A BEAUTIFUL FAMILY by Jennifer Trevelyan (Knopf, June 2025)
Reviewed by Craig Sisterson
At ten years old, she catches more than her parents and older sister suspect. Over their summer break, her mother plans to finish her novel, her father wants to grill and watch cricket, and her fifteen-year-old sister hopes to catch the eye of a local lifeguard. With everyone around her distracted, she teams up with a new friend to solve a mystery that haunts this vacation community: they'll close the case of what happened to Charlotte, a child who was presumed drowned two years earlier.
But things aren't quite as they seem, and as the children look for clues, they inadvertently dislodge information they wish they'd never uncovered. Are her parents happy together? Is her sister putting her trust in the wrong people? Is their vacation rental as safe as it seems? And when someone else goes missing, the family find themselves at the centre of an urgent police investigation.
‘Wanna help me find the body?’
Tweens Alix and Kahu are sitting in the sand dunes when Kahu makes this offer. A question wrapped in curiosity and innocence, rather than any ghoulishness that may have weighted it were it to come from anyone older. Both children searching for something to occupy themselves over a long, hot summer holiday, away from school, home, and their usual lives.
‘Her name was Charlotte… She was nine.’
Like Stephen King’s novella, The Body (adapted into the brilliant 1980s film Stand By Me), Jennifer Trevelyan’s debut novel A Beautiful Family uses the fate of a missing child as a MacGuffin to kickstart a layered coming-of-age story of adolescent friendships, fears, and dysfunctional families, that shimmers with tension and nostalgia.
Trevelyan turns back the clock to the 1980s, soaking readers in the times through her narrator’s recollections. That summer holiday begins with a surprise. Alix's mother, who always loves remote places with few to no people, this time specifically picked a popular, built-up area of coastal holiday homes. Why? Meanwhile their father oscillates between fun-loving adventurer trying to make the most of their annual family trip, and being consumed by sports watching on TV. The singing of cicadas. Clicking from their neighbour’s balcony. Unspoken hurts and simmering tensions.

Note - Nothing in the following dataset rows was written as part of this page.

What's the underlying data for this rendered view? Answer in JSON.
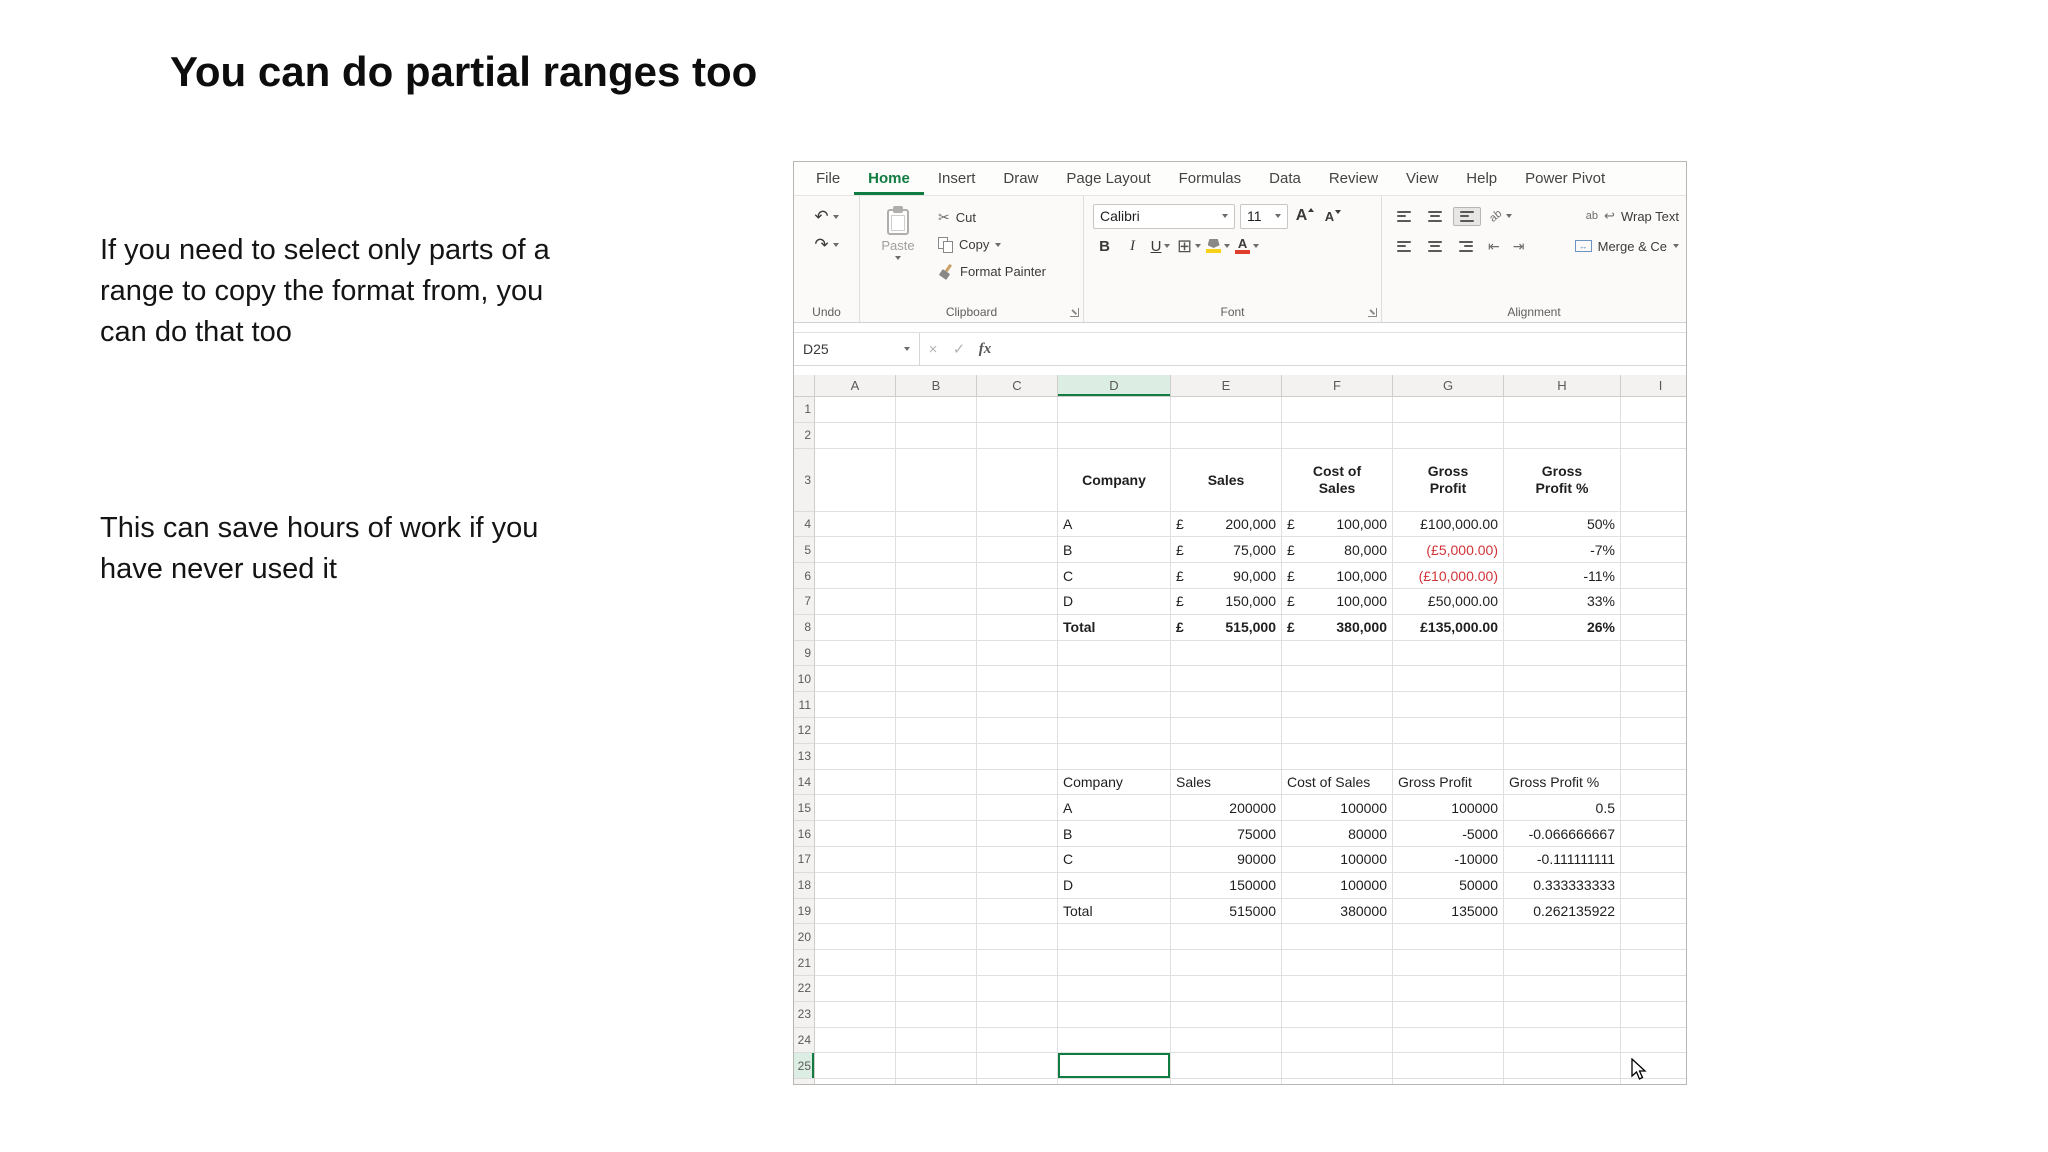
{
  "slide": {
    "title": "You can do partial ranges too",
    "body_text_1": "If you need to select only parts of a\nrange to copy the format from, you\ncan do that too",
    "body_text_2": "This can save hours of work if you\nhave never used it"
  },
  "colors": {
    "accent_green": "#107c41",
    "negative_red": "#d13438",
    "fill_color_swatch": "#f7d117",
    "font_color_swatch": "#e03e2d"
  },
  "excel": {
    "tabs": [
      "File",
      "Home",
      "Insert",
      "Draw",
      "Page Layout",
      "Formulas",
      "Data",
      "Review",
      "View",
      "Help",
      "Power Pivot"
    ],
    "active_tab": "Home",
    "icons": {
      "undo": "↶",
      "redo": "↷",
      "cut": "✂",
      "borders": "⊞",
      "cancel": "×",
      "enter": "✓",
      "fx": "fx",
      "orientation": "ab",
      "wrap_ab": "ab",
      "wrap_arrow": "↩",
      "merge_arrows": "↔",
      "outdent": "⇤",
      "indent": "⇥",
      "font_letter": "A"
    },
    "ribbon": {
      "groups": {
        "undo": {
          "label": "Undo"
        },
        "clipboard": {
          "label": "Clipboard",
          "paste": "Paste",
          "cut": "Cut",
          "copy": "Copy",
          "format_painter": "Format Painter"
        },
        "font": {
          "label": "Font",
          "font_name": "Calibri",
          "font_size": "11",
          "bold": "B",
          "italic": "I",
          "underline": "U"
        },
        "alignment": {
          "label": "Alignment",
          "wrap_text": "Wrap Text",
          "merge_center": "Merge & Ce"
        }
      }
    },
    "formula_bar": {
      "name_box": "D25",
      "formula": ""
    },
    "grid": {
      "column_headers": [
        "A",
        "B",
        "C",
        "D",
        "E",
        "F",
        "G",
        "H",
        "I"
      ],
      "visible_rows": 26,
      "selected_cell": "D25",
      "cells": {
        "3": {
          "D": {
            "t": "Company",
            "b": 1,
            "a": "c"
          },
          "E": {
            "t": "Sales",
            "b": 1,
            "a": "c"
          },
          "F": {
            "t": "Cost of\nSales",
            "b": 1,
            "a": "c"
          },
          "G": {
            "t": "Gross\nProfit",
            "b": 1,
            "a": "c"
          },
          "H": {
            "t": "Gross\nProfit %",
            "b": 1,
            "a": "c"
          }
        },
        "4": {
          "D": {
            "t": "A"
          },
          "E": {
            "cur": "£",
            "t": "200,000"
          },
          "F": {
            "cur": "£",
            "t": "100,000"
          },
          "G": {
            "t": "£100,000.00",
            "a": "r"
          },
          "H": {
            "t": "50%",
            "a": "r"
          }
        },
        "5": {
          "D": {
            "t": "B"
          },
          "E": {
            "cur": "£",
            "t": "75,000"
          },
          "F": {
            "cur": "£",
            "t": "80,000"
          },
          "G": {
            "t": "(£5,000.00)",
            "a": "r",
            "neg": 1
          },
          "H": {
            "t": "-7%",
            "a": "r"
          }
        },
        "6": {
          "D": {
            "t": "C"
          },
          "E": {
            "cur": "£",
            "t": "90,000"
          },
          "F": {
            "cur": "£",
            "t": "100,000"
          },
          "G": {
            "t": "(£10,000.00)",
            "a": "r",
            "neg": 1
          },
          "H": {
            "t": "-11%",
            "a": "r"
          }
        },
        "7": {
          "D": {
            "t": "D"
          },
          "E": {
            "cur": "£",
            "t": "150,000"
          },
          "F": {
            "cur": "£",
            "t": "100,000"
          },
          "G": {
            "t": "£50,000.00",
            "a": "r"
          },
          "H": {
            "t": "33%",
            "a": "r"
          }
        },
        "8": {
          "D": {
            "t": "Total",
            "b": 1
          },
          "E": {
            "cur": "£",
            "t": "515,000",
            "b": 1
          },
          "F": {
            "cur": "£",
            "t": "380,000",
            "b": 1
          },
          "G": {
            "t": "£135,000.00",
            "a": "r",
            "b": 1
          },
          "H": {
            "t": "26%",
            "a": "r",
            "b": 1
          }
        },
        "14": {
          "D": {
            "t": "Company"
          },
          "E": {
            "t": "Sales"
          },
          "F": {
            "t": "Cost of Sales"
          },
          "G": {
            "t": "Gross Profit"
          },
          "H": {
            "t": "Gross Profit %"
          }
        },
        "15": {
          "D": {
            "t": "A"
          },
          "E": {
            "t": "200000",
            "a": "r"
          },
          "F": {
            "t": "100000",
            "a": "r"
          },
          "G": {
            "t": "100000",
            "a": "r"
          },
          "H": {
            "t": "0.5",
            "a": "r"
          }
        },
        "16": {
          "D": {
            "t": "B"
          },
          "E": {
            "t": "75000",
            "a": "r"
          },
          "F": {
            "t": "80000",
            "a": "r"
          },
          "G": {
            "t": "-5000",
            "a": "r"
          },
          "H": {
            "t": "-0.066666667",
            "a": "r"
          }
        },
        "17": {
          "D": {
            "t": "C"
          },
          "E": {
            "t": "90000",
            "a": "r"
          },
          "F": {
            "t": "100000",
            "a": "r"
          },
          "G": {
            "t": "-10000",
            "a": "r"
          },
          "H": {
            "t": "-0.111111111",
            "a": "r"
          }
        },
        "18": {
          "D": {
            "t": "D"
          },
          "E": {
            "t": "150000",
            "a": "r"
          },
          "F": {
            "t": "100000",
            "a": "r"
          },
          "G": {
            "t": "50000",
            "a": "r"
          },
          "H": {
            "t": "0.333333333",
            "a": "r"
          }
        },
        "19": {
          "D": {
            "t": "Total"
          },
          "E": {
            "t": "515000",
            "a": "r"
          },
          "F": {
            "t": "380000",
            "a": "r"
          },
          "G": {
            "t": "135000",
            "a": "r"
          },
          "H": {
            "t": "0.262135922",
            "a": "r"
          }
        }
      }
    }
  }
}
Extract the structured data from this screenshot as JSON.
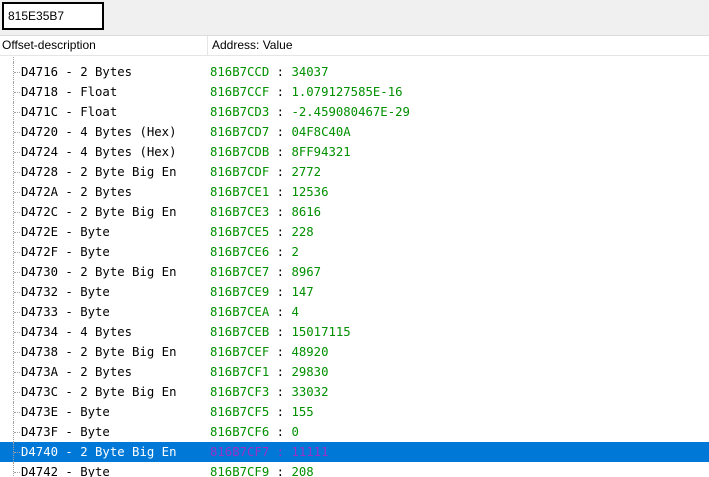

Trevelyan does a marvellous job with the spaces in between. A Beautiful Family is rich with subtext, and things often aren’t spelled out or neatly tied up. Like lazy, hazy memories of our own childhood summers – where things may be amplified or overlooked at the time, or with time – how much can we trust what the narrator recalls? It’s a child’s-eye view of adult actions, or inactions.
Authors such as John Hart, with his Edgar Award-winning The Last Child, Edgar nominee Paul Cleave’s terrific A Killer Harvest, and Ojibwe storyteller Louise Erdich, with her National Book Award-winning The Round House, have successfully meshed a child investigator with multi-layered adult tales of crime, literary quality, and genre-blending. It’s a rare feat.
Jennifer Trevelyan has joined that club with this novel.
A Beautiful Family doesn’t move at breakneck pace but inexorably pulls you through the pages, like an unseen riptide as opposed to raging whitewater, compelling one to read on.
I’m looking forward to what Jennifer Trevelyan brings us next.
[This review is a condensed version of a longer review first written for and published on Kete Books]
Craig Sisterson is a lawyer turned writer, editor, podcast host, awards judge, and event chair. He's the founder of the Ngaio Marsh Awards, co-founder of Rotorua Noir, author of Macavity and HRF Keating Award-shortlisted non-fiction work SOUTHERN CROSS CRIME, editor of the DARK DEEDS DOWN UNDER anthology series, and writes about books for magazines and newspapers in several countries.